UK data watchdog Richard Thomas speaks out

The parliamentary expenses scandal, and the political furore engulfing the Government this weekend, was a direct result of politicians trying to hide their public affairs "behind closed doors", according to the man who first ordered the House of Commons to disclose MPs' spending.

Richard Thomas, the Information Commissioner, in his first interview since the staggering scale of the abuse of public money by MPs first emerged four weeks ago, said the "controversy" demonstrated the true power of the Freedom of Information Act.

Mr Thomas described the three-year struggle to publish MPs' expenses as a complex legal saga involving a battle against "powerful forces". He said: "The combination of the Freedom of Information Act and journalism had brought home the importance of transparency and accountability."

Speaking exclusively to The Independent on Sunday, Mr Thomas said: "The controversy shows the value of bringing into the open how public money is spent and the possibility of things not being done properly if people do things behind closed doors... It has put Freedom of Information on the map and transformed it from being a fragile flower to a permanent fixture."

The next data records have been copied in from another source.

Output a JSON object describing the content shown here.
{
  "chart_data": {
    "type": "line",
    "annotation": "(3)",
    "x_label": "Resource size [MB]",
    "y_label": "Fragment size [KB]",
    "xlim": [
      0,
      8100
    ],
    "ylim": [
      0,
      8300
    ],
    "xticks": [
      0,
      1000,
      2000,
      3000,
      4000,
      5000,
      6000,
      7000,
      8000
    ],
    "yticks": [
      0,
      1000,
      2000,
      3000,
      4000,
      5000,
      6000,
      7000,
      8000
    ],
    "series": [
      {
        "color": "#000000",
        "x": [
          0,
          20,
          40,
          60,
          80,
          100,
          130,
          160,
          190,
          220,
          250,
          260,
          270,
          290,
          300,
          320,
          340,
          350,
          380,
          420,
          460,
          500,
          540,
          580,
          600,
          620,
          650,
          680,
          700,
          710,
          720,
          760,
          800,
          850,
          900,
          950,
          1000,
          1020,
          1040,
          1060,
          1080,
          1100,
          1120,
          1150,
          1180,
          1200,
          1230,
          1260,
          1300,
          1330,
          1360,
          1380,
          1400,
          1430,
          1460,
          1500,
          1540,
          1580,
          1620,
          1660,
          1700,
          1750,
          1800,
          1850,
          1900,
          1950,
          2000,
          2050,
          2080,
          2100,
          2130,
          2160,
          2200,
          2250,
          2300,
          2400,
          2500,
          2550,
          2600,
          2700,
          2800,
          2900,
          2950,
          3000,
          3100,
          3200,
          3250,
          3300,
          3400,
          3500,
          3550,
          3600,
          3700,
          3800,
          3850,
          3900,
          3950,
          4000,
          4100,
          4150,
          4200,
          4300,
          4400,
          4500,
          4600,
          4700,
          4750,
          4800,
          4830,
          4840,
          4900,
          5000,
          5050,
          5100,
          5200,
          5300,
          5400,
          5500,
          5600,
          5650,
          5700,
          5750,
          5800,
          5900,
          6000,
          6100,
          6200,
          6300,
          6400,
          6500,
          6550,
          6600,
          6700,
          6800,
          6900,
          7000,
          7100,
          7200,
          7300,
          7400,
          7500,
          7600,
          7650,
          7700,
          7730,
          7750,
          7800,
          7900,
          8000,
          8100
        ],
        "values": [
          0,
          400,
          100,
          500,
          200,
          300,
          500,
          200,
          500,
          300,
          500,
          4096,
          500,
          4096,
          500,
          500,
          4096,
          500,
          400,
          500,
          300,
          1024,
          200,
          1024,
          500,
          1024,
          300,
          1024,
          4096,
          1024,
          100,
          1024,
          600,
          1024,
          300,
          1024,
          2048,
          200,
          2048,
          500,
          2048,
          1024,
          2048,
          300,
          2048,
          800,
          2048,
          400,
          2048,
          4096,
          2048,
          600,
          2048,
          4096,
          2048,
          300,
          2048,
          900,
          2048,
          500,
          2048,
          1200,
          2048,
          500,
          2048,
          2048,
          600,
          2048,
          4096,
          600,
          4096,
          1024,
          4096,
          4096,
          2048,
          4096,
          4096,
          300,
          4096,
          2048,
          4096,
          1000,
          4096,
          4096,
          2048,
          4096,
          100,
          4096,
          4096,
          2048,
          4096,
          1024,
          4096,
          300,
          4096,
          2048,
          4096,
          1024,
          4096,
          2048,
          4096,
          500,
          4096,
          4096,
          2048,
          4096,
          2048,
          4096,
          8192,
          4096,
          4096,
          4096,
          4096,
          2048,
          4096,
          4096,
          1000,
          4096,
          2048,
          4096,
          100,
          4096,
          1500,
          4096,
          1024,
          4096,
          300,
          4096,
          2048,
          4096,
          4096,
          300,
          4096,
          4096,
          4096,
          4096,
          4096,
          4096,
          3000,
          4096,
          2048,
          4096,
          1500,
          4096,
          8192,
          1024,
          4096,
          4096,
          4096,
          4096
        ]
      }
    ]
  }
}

Mr Thomas also said that, after such a high-profile public battle with the House of Commons, it would be "very difficult" for the Government or MPs to try to water down the legislation by introducing more exemptions. A private member's bill, tacitly sup- ported by the Government, would have exempted the Commons from the right-to-know laws, but in the end it failed to find a sponsor.

The Information Commissioner, who stands down at the end of this month after more than six years in the post, also defended his decision to order only restricted publication of MPs' expenses and not the disclosure of individual receipts for specific items.

"MPs are entitled to some privacy, but I think that it [the decision to publish figures under category headings only] would have enabled people to find out about things like 'flipping' [where MPs change the address of their main residence to claim more money] because, although addresses were not to be revealed, it would have been possible to know where the property was." He advocates publishing partial postcodes so the public would know roughly where the properties involved were.

In June 2007, Mr Thomas ruled that MPs must release details of how much taxpayers' money they claim for running a second home, under headings such as mortgages, food, service charges, utilities, telecoms bills, furnishings, cleaning, insurance and security. He said the public had a right to know more about the "additional expenses" claimed, but blocked disclosure of a full, itemised list of expenditure, saying it would invade the privacy of MPs and their families.

Mr Thomas said that the Commons was one of a number of "powerful forces" he was forced to battle. Others included the Government and the media. He named the controversy over the release of the Attorney General's advice on the Iraq war and the huge loss of personal information by HM Revenue and Customs as two defining moments of his time in his post.

"I am very proud about what we have done. I hope that we are respected for being serious about the targets we select. We get some good results."